En San Juan de Los Planes, Baja California Sur, el agricultor Enrique Rochín ha visto cómo el ritmo de las estaciones, que guió a su padre y a sus abuelos, se ha desmoronado. Su testimonio, recogido por Climate Tracker, es un reflejo de lo que ocurre en todo el país.
«Hemos notado que el invierno llega más tarde, hasta finales o mediados de diciembre y dura menos. Ahora se han prolongado los veranos. Tenemos que en octubre y parte de noviembre se mantiene el calor y usamos más agua para poder producir. Pero antes no, antes desde octubre teníamos buenos climas.» – Enrique Rochín, agricultor.[43]
Este cambio no es trivial. Obliga a los agricultores a abandonar cultivos tradicionales, como hortalizas, para apostar por otros más resistentes al calor, como los cítricos. José Márquez, gerente del Comité Estatal de Sanidad Vegetal, lo confirma: «Se han modificado los tiempos de las cosechas y la siembra».[43] Sembrar en el momento equivocado significa exponer a las plantas a heladas inesperadas o a un calor abrasador que afecta su crecimiento y la calidad del producto final.[44]
## La sed de la tierra: una lucha constante por el agua
La prolongación de los veranos y la irregularidad de las lluvias tienen una consecuencia directa: un aumento dramático en la necesidad de agua para riego. «Usamos más agua para poder producir», señala Rochín.[43] Esto ocurre en un contexto nacional de estrés hídrico severo, donde las sequías son cada vez más intensas y prolongadas.[41]
La agricultura es responsable del 80% del uso de agua en un estado como Baja California Sur, y los agricultores como Enrique ya resienten los bajos niveles en los pozos.[43] La falta de infraestructura para almacenar y distribuir el agua agrava el problema, obligando a los productores a hacer inversiones significativas en sistemas de riego más eficientes, como el goteo, si quieren sobrevivir.[41]
Una imagen de un sistema de riego por goteo en un campo, contrastando con una tierra visiblemente seca alrededor.

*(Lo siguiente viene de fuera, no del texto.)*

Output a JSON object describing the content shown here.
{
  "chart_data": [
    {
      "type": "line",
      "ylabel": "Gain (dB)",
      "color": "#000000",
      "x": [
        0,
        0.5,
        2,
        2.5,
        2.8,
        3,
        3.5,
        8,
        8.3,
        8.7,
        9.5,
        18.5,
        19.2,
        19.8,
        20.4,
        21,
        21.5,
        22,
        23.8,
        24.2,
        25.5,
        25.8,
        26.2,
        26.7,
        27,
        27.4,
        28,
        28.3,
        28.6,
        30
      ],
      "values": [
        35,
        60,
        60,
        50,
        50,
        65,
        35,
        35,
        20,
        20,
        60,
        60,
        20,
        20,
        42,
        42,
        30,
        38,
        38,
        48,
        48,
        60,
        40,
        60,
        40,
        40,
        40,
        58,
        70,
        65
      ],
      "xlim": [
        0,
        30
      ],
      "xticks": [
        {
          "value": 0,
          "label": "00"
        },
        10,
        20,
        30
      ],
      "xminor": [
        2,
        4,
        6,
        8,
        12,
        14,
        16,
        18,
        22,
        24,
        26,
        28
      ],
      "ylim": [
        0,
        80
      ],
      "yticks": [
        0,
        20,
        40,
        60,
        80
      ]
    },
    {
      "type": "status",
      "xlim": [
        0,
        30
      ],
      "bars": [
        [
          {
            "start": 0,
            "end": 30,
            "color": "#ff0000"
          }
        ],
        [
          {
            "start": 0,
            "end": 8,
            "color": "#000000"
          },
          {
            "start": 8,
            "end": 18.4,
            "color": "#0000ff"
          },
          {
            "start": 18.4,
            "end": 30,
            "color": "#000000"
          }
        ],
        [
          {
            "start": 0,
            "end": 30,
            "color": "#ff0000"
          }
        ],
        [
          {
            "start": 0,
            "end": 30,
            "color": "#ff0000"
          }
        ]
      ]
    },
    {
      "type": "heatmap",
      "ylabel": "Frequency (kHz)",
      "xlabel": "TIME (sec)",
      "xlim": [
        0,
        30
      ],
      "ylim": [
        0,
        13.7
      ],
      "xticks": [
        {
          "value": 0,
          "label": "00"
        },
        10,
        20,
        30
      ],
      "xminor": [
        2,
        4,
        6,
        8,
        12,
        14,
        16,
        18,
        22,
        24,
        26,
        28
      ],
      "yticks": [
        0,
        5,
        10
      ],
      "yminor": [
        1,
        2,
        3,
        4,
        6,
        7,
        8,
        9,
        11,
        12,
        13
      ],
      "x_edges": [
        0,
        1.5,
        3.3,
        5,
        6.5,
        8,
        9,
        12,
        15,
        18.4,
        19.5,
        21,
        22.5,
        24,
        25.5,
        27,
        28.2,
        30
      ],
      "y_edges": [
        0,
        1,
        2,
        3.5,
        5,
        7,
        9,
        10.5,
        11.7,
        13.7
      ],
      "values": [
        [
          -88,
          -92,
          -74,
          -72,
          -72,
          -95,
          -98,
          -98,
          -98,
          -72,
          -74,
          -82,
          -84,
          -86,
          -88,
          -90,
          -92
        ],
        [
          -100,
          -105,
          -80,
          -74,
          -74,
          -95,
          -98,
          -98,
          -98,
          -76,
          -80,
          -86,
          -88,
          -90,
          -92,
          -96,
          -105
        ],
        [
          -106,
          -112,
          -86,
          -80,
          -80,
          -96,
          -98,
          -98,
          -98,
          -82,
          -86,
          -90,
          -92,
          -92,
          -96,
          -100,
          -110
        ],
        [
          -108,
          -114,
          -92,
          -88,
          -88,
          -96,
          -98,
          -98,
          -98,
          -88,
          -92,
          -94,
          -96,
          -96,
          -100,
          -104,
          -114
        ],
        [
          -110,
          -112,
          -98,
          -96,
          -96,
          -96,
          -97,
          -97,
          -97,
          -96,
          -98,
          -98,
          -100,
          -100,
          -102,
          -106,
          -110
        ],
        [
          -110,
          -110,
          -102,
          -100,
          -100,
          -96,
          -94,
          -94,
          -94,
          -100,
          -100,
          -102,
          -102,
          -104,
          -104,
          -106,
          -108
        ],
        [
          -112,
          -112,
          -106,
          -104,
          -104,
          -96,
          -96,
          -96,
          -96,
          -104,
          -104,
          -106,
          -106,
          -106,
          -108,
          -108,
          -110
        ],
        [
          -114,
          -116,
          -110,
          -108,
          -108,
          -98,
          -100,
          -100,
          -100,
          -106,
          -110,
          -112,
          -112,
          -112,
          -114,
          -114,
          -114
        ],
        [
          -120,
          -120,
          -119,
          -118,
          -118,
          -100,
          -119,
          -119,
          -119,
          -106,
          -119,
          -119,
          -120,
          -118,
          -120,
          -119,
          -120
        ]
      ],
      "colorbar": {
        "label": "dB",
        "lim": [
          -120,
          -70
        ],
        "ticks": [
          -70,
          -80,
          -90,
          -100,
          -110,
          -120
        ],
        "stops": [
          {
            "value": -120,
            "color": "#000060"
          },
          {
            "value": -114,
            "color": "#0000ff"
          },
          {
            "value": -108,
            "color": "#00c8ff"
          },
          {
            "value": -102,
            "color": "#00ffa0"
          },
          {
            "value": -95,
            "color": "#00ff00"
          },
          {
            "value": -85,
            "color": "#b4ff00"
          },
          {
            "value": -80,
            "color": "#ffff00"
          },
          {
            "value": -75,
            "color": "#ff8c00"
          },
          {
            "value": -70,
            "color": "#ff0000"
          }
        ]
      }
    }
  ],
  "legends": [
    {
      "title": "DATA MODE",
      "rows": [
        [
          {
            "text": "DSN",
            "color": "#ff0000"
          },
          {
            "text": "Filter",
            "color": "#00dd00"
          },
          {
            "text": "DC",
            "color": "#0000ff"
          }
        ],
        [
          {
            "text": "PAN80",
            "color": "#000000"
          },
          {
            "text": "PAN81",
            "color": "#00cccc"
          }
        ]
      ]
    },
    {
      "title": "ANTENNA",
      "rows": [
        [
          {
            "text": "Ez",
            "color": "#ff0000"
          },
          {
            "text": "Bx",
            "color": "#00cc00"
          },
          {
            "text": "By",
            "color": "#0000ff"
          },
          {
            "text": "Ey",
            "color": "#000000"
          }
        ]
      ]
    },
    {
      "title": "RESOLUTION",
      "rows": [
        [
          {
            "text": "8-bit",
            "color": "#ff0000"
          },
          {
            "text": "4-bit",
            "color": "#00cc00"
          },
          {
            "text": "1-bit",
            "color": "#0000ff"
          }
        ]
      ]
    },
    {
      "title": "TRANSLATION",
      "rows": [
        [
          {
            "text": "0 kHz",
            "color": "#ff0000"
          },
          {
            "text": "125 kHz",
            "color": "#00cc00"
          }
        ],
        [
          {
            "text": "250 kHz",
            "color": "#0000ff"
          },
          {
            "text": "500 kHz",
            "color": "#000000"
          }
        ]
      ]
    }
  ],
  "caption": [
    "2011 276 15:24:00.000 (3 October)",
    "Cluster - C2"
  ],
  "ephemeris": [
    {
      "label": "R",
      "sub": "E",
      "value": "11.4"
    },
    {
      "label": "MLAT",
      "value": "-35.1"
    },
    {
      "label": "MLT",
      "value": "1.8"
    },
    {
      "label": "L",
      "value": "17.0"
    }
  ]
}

## El golpe económico: cuando la cosecha se pierde
Los fenómenos meteorológicos extremos son el golpe de gracia. Los huracanes, cada vez más intensos por el aumento de la temperatura del mar, pueden destruir en horas el trabajo de meses. Enrique Rochín relata la devastación económica y anímica que esto provoca.
«Antes me jugaba entre 50 y 60 mil pesos por hectárea, pero llegaba un huracán y me dejaba el puro tronco… Realmente la pérdida es al momento de la cosecha porque ya saliste desfasado. Los productos que podrías haber vendido en 15 pesos, te los pagan a cuatro pesos.».[43]
Esta volatilidad de precios, sumada a los crecientes costos de fertilizantes y energía, coloca a los pequeños y medianos productores en una situación de vulnerabilidad extrema.[42] La pérdida no es solo económica, es emocional. «Dan ganas de llorar», confiesa Rochín sobre la impotencia de ver su inversión y esfuerzo desvanecerse.
## La adaptación: la agroecología como respuesta
A pesar del panorama desolador, los agricultores no se rinden. Están en la primera línea de la adaptación, buscando soluciones en la innovación y en el conocimiento ancestral. Muchos, como Enrique Rochín, están recurriendo a la agroecología: un conjunto de prácticas agrícolas sostenibles que buscan trabajar con la naturaleza, no contra ella.
El uso de materia orgánica, cultivos de cobertura y la eliminación de pesticidas químicos no solo mejora la salud del suelo y retiene más humedad, sino que hace a los cultivos más resistentes a las plagas y a los vaivenes del clima.[43] En estados como Yucatán y Sonora, comunidades enteras están implementando estas estrategias para mejorar la productividad y reducir su vulnerabilidad.